Сами же яды не считались особенно дорогим продуктом. Все зависело от щедрости покупателя: Нерон, например, наградил свою составительницу ядов Локусту обширными поместьями. Однако преемник Нерона, император Гальба, приказал казнить ее.
Как бы скудны ни были наши сведения о практике применения ядов в Древнем мире, мы можем описать контуры этого рынка. Уровень цен на смертельный товар зависел от статуса клиента и ранга предполагаемой жертвы. Торговля ядами носила, как бы мы выразились сейчас, глобальный характер: император Каракалла не только приобретал яды в Азии, но и зарабатывал на их перепродаже в провинции.
Следует отметить и другое важное обстоятельство, которое мы забываем сегодня – политическое убийство с помощью яда было не тайным, а демонстративным актом. Кому было надо – всё знали. Как выражался оратор Марк Фабий Квинтилиан, «труднее узнать яд, нежели врага». Прославленный учитель риторики знал, о чем говорил – он был приятелем императора Домициана, безжалостного к своим политическим соперникам. Если смертная казнь врагов цезаря требовала какой–никакой, но публичной юридической процедуры, то отравление становилось казнью, при которой цезарь показывал всем, что его воля выше закона.

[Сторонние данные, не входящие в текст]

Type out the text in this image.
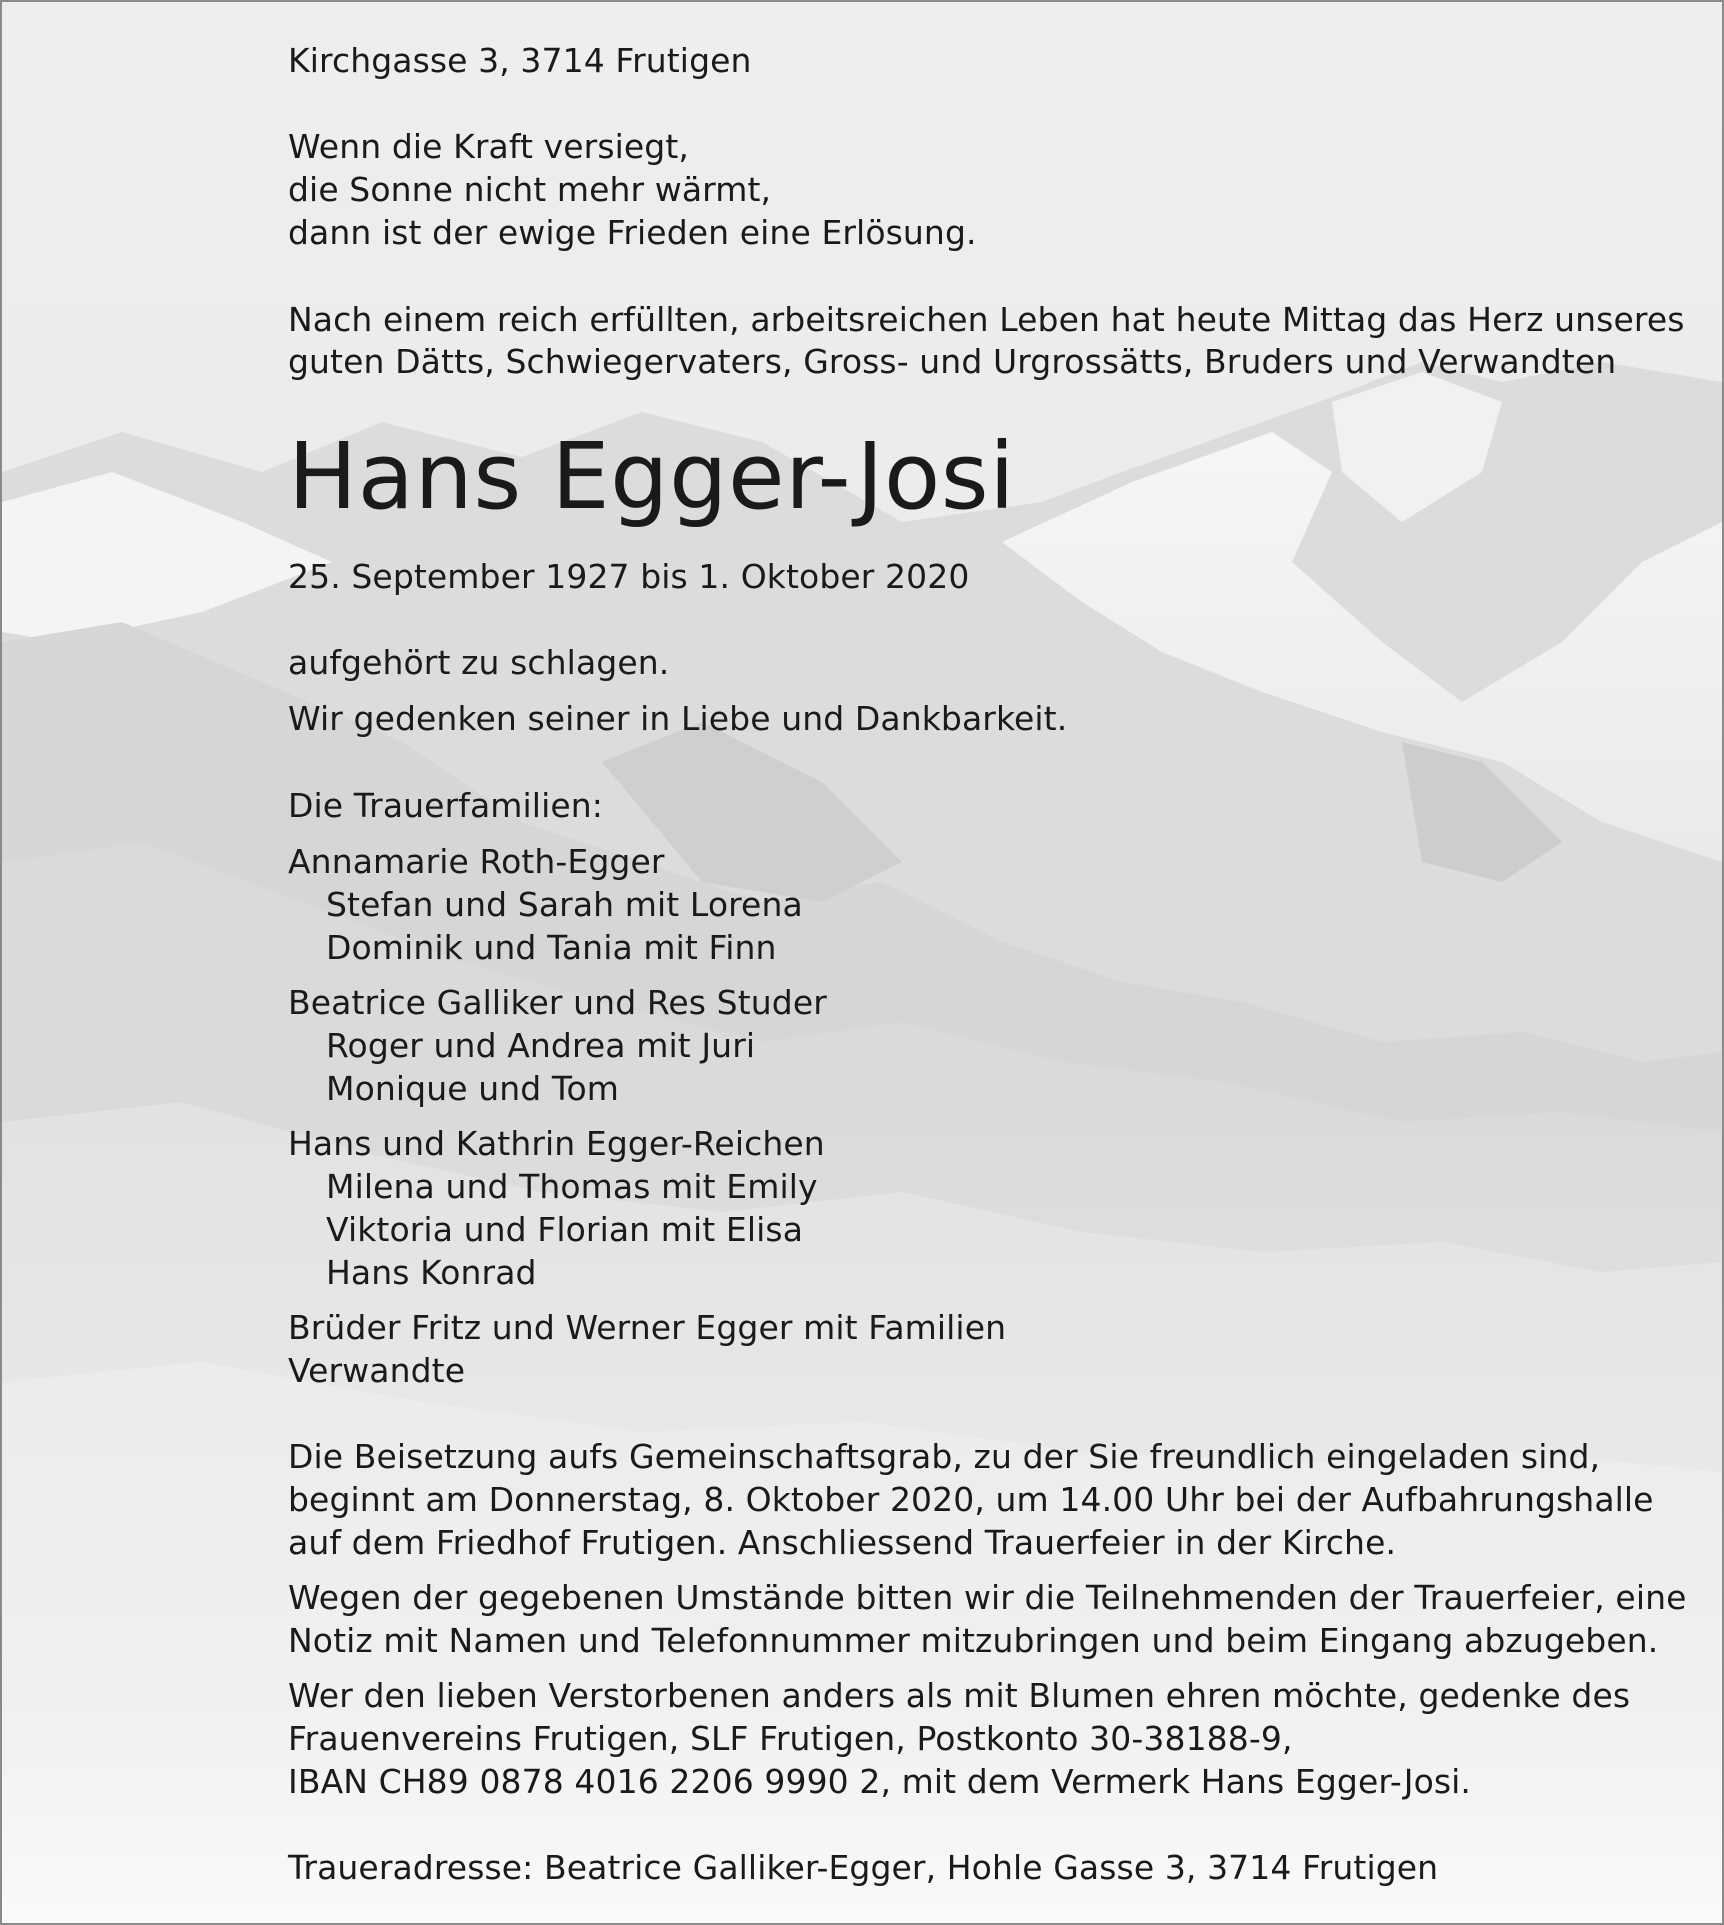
Kirchgasse 3, 3714 Frutigen
Wenn die Kraft versiegt,
die Sonne nicht mehr wärmt,
dann ist der ewige Frieden eine Erlösung.
Nach einem reich erfüllten, arbeitsreichen Leben hat heute Mittag das Herz unseres
guten Dätts, Schwiegervaters, Gross- und Urgrossätts, Bruders und Verwandten
Hans Egger-Josi
25. September 1927 bis 1. Oktober 2020
aufgehört zu schlagen.
Wir gedenken seiner in Liebe und Dankbarkeit.
Die Trauerfamilien:
Annamarie Roth-Egger
Stefan und Sarah mit Lorena
Dominik und Tania mit Finn
Beatrice Galliker und Res Studer
Roger und Andrea mit Juri
Monique und Tom
Hans und Kathrin Egger-Reichen
Milena und Thomas mit Emily
Viktoria und Florian mit Elisa
Hans Konrad
Brüder Fritz und Werner Egger mit Familien
Verwandte
Die Beisetzung aufs Gemeinschaftsgrab, zu der Sie freundlich eingeladen sind,
beginnt am Donnerstag, 8. Oktober 2020, um 14.00 Uhr bei der Aufbahrungshalle
auf dem Friedhof Frutigen. Anschliessend Trauerfeier in der Kirche.
Wegen der gegebenen Umstände bitten wir die Teilnehmenden der Trauerfeier, eine
Notiz mit Namen und Telefonnummer mitzubringen und beim Eingang abzugeben.
Wer den lieben Verstorbenen anders als mit Blumen ehren möchte, gedenke des
Frauenvereins Frutigen, SLF Frutigen, Postkonto 30-38188-9,
IBAN CH89 0878 4016 2206 9990 2, mit dem Vermerk Hans Egger-Josi.
Traueradresse: Beatrice Galliker-Egger, Hohle Gasse 3, 3714 Frutigen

Политические обычаи Средневековья дали новый толчок развитию рынка отравлений – кроме растительных и животных ядов, обычных для Древнего мира, в руки владетельных отравителей попали продукты химических опытов. Мастера смерти экспериментировали с мышьяком, солями меди и фосфора, ртутью. Изменились и практики применения отравы: если в простодушном Риме отравление означало заявление «Цезарь желает, чтобы ты умер», то в Средние века яд был призван скрыть и личность, и мотивы отравителя.
Впрочем, иногда яд служил инструментом возмездия. В 1314 году, умирая на костре, великий магистр ордена тамплиеров Жак де Моле проклял своих палачей – папу Климента и короля Филиппа IV. И в самом деле, папа Климент умер спустя месяц после казни де Моле, а перед смертью якобы покаялся, что по его приказу был отравлен император Генрих VII (в том, что император погиб от яда, современники не сомневались). А король Филипп скончался через полгода после смерти Папы. Было ли причиной отравление – неизвестно, однако занятия алхимией и приготовление ядов оказались среди обвинений, предъявлявшихся тамплиерам.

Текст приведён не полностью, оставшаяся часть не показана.